Picture this: your home is burning – there’s no people or pets in danger – but only a few short minutes stand between all your earthly possessions and total oblivion. You have enough time to save only the most cherished and irreplaceable objects in your life and must choose in an instant.
What would you save?
Maybe you’ll upload a snap of the inferno straight to Instagram – but then I’m guessing you’ll remember that not all your memories are yet in the cloud. You’ll tear in there choking on burning curtains to grab the things that represent your life and family most. I’d be willing to bet they’ll be photos, stored on hard drives or in albums and photobooks.

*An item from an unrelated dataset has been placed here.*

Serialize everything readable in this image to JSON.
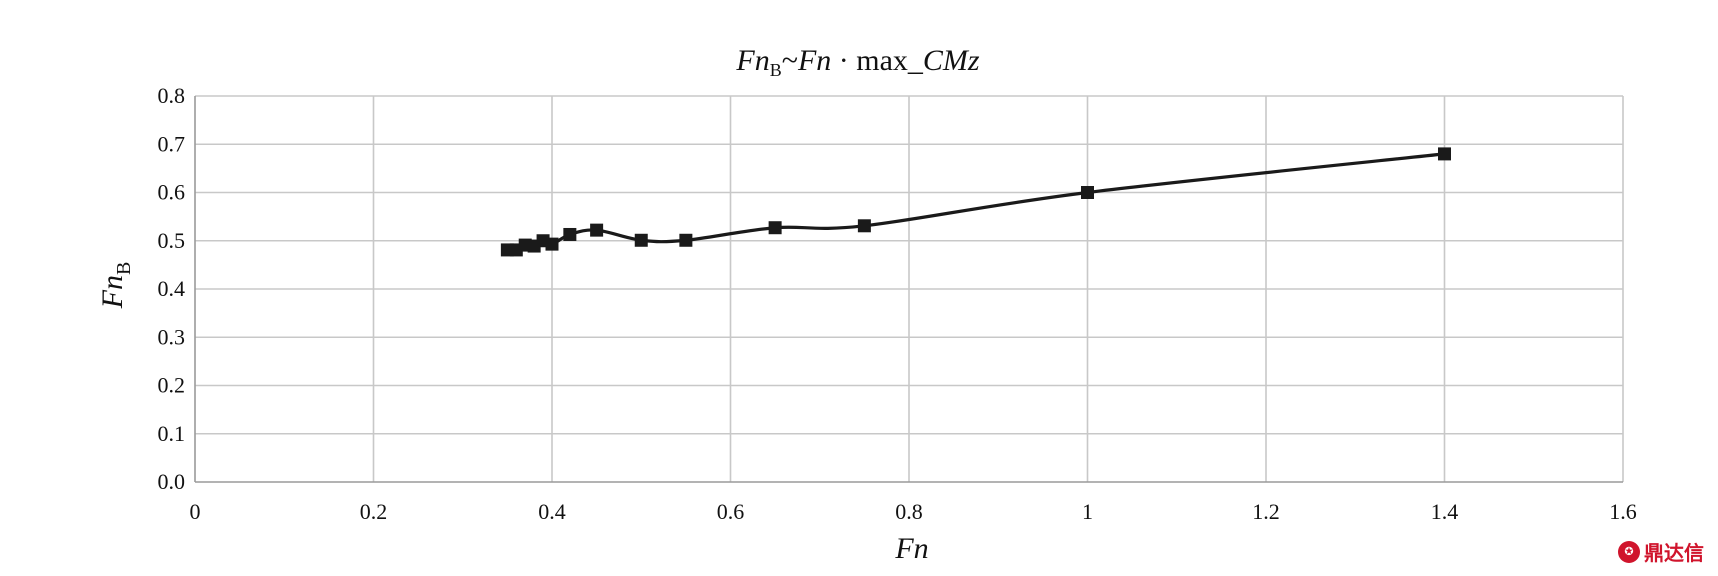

This year I began experimenting with instant ‘Polaroid-esque’ prints using a camera put out by Fujifilm called an Instax Mini for a couple of very good reasons. Some of those reasons it turns out, happen to fit nicely with a humble little startup charity called Portrait Equality. They have one simple goal: to provide people with family pictures who would otherwise get little opportunity to keep mementos of loved ones. It could be “a child for a father to carry when he goes away to work in the city, or of an aging grandmother so she can be remembered by younger generations.”
The burning house scenario provokes thought on how irreplaceable family photos can be. They can unlock memories long thought forgotten and help bring to mind people we may have lost along the way. But many people who live in developing and remote locations don’t have access to the technology that could allow them to make and keep family photos. Portrait Equality aims to share some love in this direction by offering instant print cameras and film to just about anyone who has travel plans to an appropriate location.
After checking out what Portrait Equality is all about I decided to get involved and have now made two contributions to Portrait Equality from my travel this year. You can read the stories and check out images from Mauritania here and West Sumatra here.
Is Portrait Equality an endeavour that’s going to solve the world’s problems? No. Is it culturally appropriate? Not always. But I can say from experience that it puts smiles on people’s faces to give photos and not just take them.